Chris Dodd certainly knows something about sending the economy into a tailspin.  Given his role in the subprime lending crisis, I say his vote on any financial matter from now until his retirement next January ought to automatically count as a vote for the opposite of whatever side he’s on.

•    Dick Durbin, Senate Majority Whip, pointed out that conditions that led to the financial crisis were in place before Bernanke took office.

Yes, and if Noah had deliberately drilled a hole in the bottom of his ark, I think he could credibly claim that conditions that led to the Great Flood were in place before his time at sea.  But that doesn’t mean he would bear no responsibility for having made things worse.

Paul Krugman, whom I never thought I’d quote (except mockingly), recently wrote, “Before the crisis struck, Mr. Bernanke was very much a conventional, mainstream Fed official, sharing fully in the institution’s complacency.  Worse, after the acute phase of the crisis ended he slipped right back into that mainstream.”  Granted, Krugman is only partly talking about Bernanke’s failure to head off the imminent lending crisis.  He’s also talking about Bernanke’s failure to push for cumbersome bank regulations and inflate the currency, goals Krugman seems to think worthwhile (we are talking about a New York Times columnist, here); but the general characterization still applies.

Krugman continues, “During the run-up to the crisis, as financial abuses proliferated, the Fed did nothing.  In particular, it ignored warnings about subprime lending…  Mr.

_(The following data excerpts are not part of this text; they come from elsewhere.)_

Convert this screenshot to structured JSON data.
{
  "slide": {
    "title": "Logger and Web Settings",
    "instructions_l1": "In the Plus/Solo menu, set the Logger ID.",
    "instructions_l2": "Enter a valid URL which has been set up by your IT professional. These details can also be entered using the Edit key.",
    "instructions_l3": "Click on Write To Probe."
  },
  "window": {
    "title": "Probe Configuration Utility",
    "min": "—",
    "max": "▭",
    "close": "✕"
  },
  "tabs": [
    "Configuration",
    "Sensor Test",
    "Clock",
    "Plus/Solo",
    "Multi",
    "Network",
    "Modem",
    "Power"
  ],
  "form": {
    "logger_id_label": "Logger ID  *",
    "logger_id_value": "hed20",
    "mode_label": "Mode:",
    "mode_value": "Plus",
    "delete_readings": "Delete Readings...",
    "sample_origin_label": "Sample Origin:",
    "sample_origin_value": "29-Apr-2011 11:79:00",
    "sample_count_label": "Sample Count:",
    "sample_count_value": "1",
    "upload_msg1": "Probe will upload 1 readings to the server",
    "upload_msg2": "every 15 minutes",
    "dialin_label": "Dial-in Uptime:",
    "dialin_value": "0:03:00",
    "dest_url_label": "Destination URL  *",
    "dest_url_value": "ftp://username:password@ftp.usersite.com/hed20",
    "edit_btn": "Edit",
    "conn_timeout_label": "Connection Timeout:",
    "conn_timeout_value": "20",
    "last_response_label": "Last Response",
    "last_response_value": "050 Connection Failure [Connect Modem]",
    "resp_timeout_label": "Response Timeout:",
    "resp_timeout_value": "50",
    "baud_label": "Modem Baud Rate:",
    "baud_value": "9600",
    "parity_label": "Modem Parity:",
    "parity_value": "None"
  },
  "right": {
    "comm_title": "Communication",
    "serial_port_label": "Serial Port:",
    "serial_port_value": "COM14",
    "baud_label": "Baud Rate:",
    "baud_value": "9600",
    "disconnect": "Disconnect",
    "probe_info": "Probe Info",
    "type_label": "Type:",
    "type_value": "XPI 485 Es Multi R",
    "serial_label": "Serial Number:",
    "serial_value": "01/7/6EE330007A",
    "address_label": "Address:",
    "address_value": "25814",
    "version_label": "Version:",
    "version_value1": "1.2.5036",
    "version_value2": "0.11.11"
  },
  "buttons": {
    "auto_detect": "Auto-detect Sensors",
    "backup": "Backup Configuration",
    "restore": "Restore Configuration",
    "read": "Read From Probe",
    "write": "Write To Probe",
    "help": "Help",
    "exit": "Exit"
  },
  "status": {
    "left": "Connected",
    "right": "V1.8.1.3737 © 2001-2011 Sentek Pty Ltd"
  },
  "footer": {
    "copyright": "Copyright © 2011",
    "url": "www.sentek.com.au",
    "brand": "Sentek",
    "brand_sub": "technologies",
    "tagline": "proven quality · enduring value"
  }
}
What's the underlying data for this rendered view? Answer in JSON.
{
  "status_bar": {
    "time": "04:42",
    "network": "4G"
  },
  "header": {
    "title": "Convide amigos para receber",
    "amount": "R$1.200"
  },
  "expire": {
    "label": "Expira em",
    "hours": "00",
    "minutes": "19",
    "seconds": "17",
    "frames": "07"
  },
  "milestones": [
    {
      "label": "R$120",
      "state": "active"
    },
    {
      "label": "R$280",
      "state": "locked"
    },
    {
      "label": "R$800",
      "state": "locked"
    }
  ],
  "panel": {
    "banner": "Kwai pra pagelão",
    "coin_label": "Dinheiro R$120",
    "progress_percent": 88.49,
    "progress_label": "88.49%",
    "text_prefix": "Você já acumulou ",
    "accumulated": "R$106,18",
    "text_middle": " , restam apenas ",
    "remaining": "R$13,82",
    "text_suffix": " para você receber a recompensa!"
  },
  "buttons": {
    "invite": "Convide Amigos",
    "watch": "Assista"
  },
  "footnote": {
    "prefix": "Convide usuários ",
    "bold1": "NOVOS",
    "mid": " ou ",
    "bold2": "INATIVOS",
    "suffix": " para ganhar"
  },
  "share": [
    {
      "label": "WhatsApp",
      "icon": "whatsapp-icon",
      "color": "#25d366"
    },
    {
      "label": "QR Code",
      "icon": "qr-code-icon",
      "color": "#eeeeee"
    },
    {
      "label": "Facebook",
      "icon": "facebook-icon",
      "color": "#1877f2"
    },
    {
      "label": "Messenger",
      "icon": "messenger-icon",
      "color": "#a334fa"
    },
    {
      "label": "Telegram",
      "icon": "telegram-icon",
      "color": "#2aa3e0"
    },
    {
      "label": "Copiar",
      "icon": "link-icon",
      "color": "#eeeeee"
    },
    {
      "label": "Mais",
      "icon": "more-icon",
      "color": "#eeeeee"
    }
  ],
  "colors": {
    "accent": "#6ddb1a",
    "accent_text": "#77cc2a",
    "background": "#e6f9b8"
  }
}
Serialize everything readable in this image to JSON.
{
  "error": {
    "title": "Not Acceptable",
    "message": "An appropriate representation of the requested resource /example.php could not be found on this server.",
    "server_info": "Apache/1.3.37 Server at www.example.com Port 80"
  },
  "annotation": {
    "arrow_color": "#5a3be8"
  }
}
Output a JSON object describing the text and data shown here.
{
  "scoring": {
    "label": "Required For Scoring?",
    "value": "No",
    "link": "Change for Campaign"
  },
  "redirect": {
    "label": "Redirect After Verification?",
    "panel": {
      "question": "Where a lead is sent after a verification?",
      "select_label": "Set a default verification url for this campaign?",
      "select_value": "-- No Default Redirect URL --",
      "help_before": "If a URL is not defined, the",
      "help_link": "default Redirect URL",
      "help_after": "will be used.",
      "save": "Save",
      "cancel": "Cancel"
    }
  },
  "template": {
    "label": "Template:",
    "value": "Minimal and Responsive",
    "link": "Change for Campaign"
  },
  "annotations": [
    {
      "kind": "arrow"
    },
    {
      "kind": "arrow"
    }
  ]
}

Bernanke didn’t acknowledge that failure, didn’t explain why it happened, and gave no reason to believe that the Fed would behave differently in the future.”

I’m mystified as to why so many in Congress are reluctant to sack Bernanke for poor performance.  Perhaps it’s because they fear it will remind their constituents that they may apply the same standard to their elected officials.